I am trying to predict diabetes where 1= diabetic and 0=non-diabetic and I am using random forest and decision tree. My data is significantly imbalanced causing my clasifiers predict 0 on sensitivity and 99 on specificity. Itried several methods including resampling my data with SMOTE. Now I want to optimize the model for precision to increase the true positive rate but when I run the gridsearch it throws me the following error:
UndefinedMetricWarning: Precision is ill-defined and being set to 0.0 due to no predicted samples.

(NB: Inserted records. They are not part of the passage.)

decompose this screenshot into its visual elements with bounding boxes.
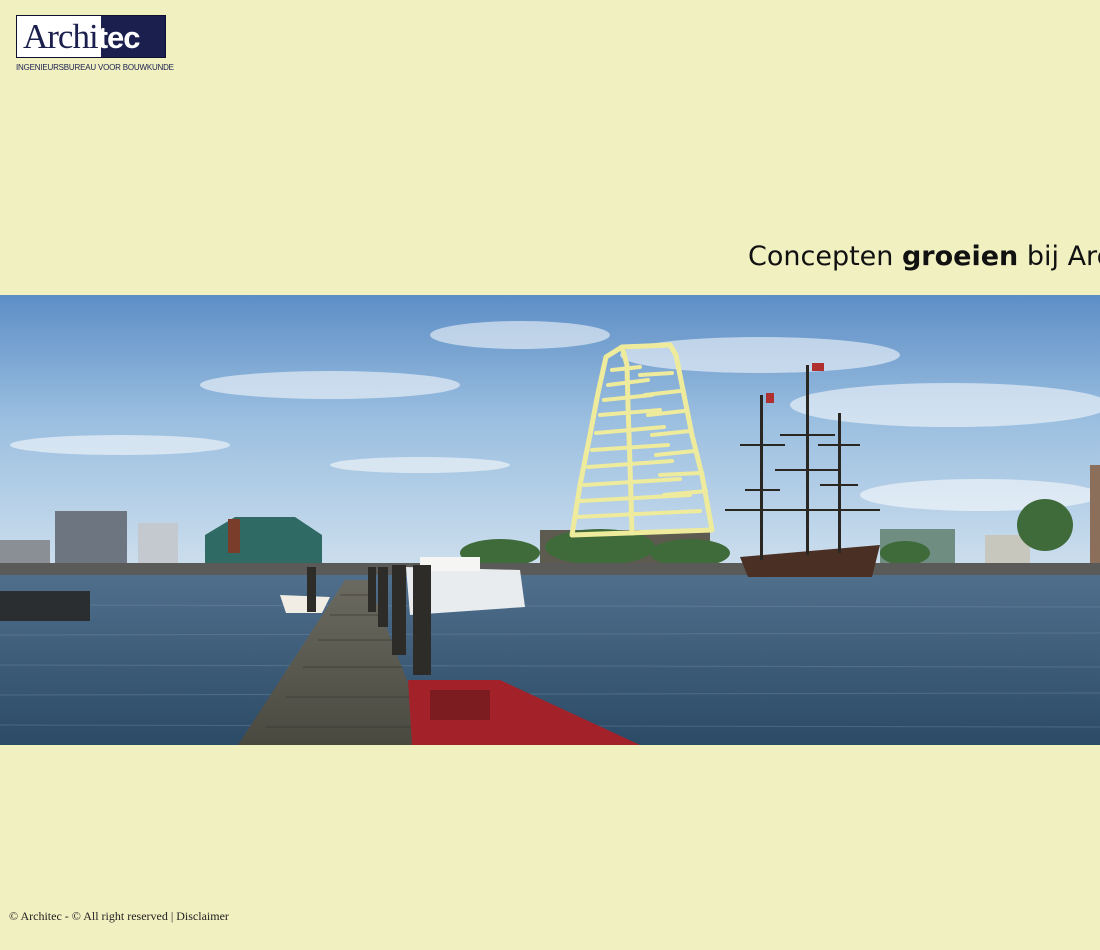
footer-copyright: © Architec - © All right reserved (9, 909, 168, 923)
quay (0, 563, 1100, 575)
footer: © Architec - © All right reserved | Disc… (9, 909, 229, 924)
architec-logo[interactable]: Architec INGENIEURSBUREAU VOOR BOUWKUNDE (16, 15, 186, 75)
rowing-boat (280, 595, 330, 613)
tagline: Concepten groeien bij Architec (748, 240, 1100, 274)
disclaimer-link[interactable]: Disclaimer (176, 909, 229, 923)
logo-subtitle: INGENIEURSBUREAU VOOR BOUWKUNDE (16, 63, 174, 72)
logo-mark: Architec (16, 15, 166, 58)
logo-wordmark: Architec (23, 17, 141, 57)
logo-word-part1: Archi (23, 17, 99, 56)
tagline-part3: bij Architec (1026, 241, 1100, 272)
harbour-panorama-image (0, 295, 1100, 745)
tagline-bold-word: groeien (901, 241, 1019, 272)
floating-dock (0, 591, 90, 621)
page: Architec INGENIEURSBUREAU VOOR BOUWKUNDE… (0, 0, 1100, 950)
harbour-panorama-banner (0, 295, 1100, 745)
footer-separator: | (167, 909, 177, 923)
logo-word-part2: tec (97, 20, 141, 55)
tagline-part1: Concepten (748, 241, 902, 272)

I tried to predict anyways and the results are the same as when I didnt use the precision optimization.
My code looks like this:
cl = RandomForestClassifier()
params = {
'n_estimators': [100, 300, 500, 800, 1000],
'criterion': ['gini', 'entropy'],
'bootstrap': [True, False],
'max_features': ['auto', 'sqrt', 'log2'],
'max_depth' : [4,5,6,7,8],
}
scorers = {
'precision_score': make_scorer(precision_score),
'recall_score': make_scorer(recall_score),
'accuracy_score': make_scorer(accuracy_score)
}
clff = GridSearchCV(estimator=cl, scoring= scorers, param_grid=params, refit='precision_score', cv=5, verbose=0)
forestscore= clff.fit(X_train, y_train)
Could someone help me with understanding what to do and where is the problem?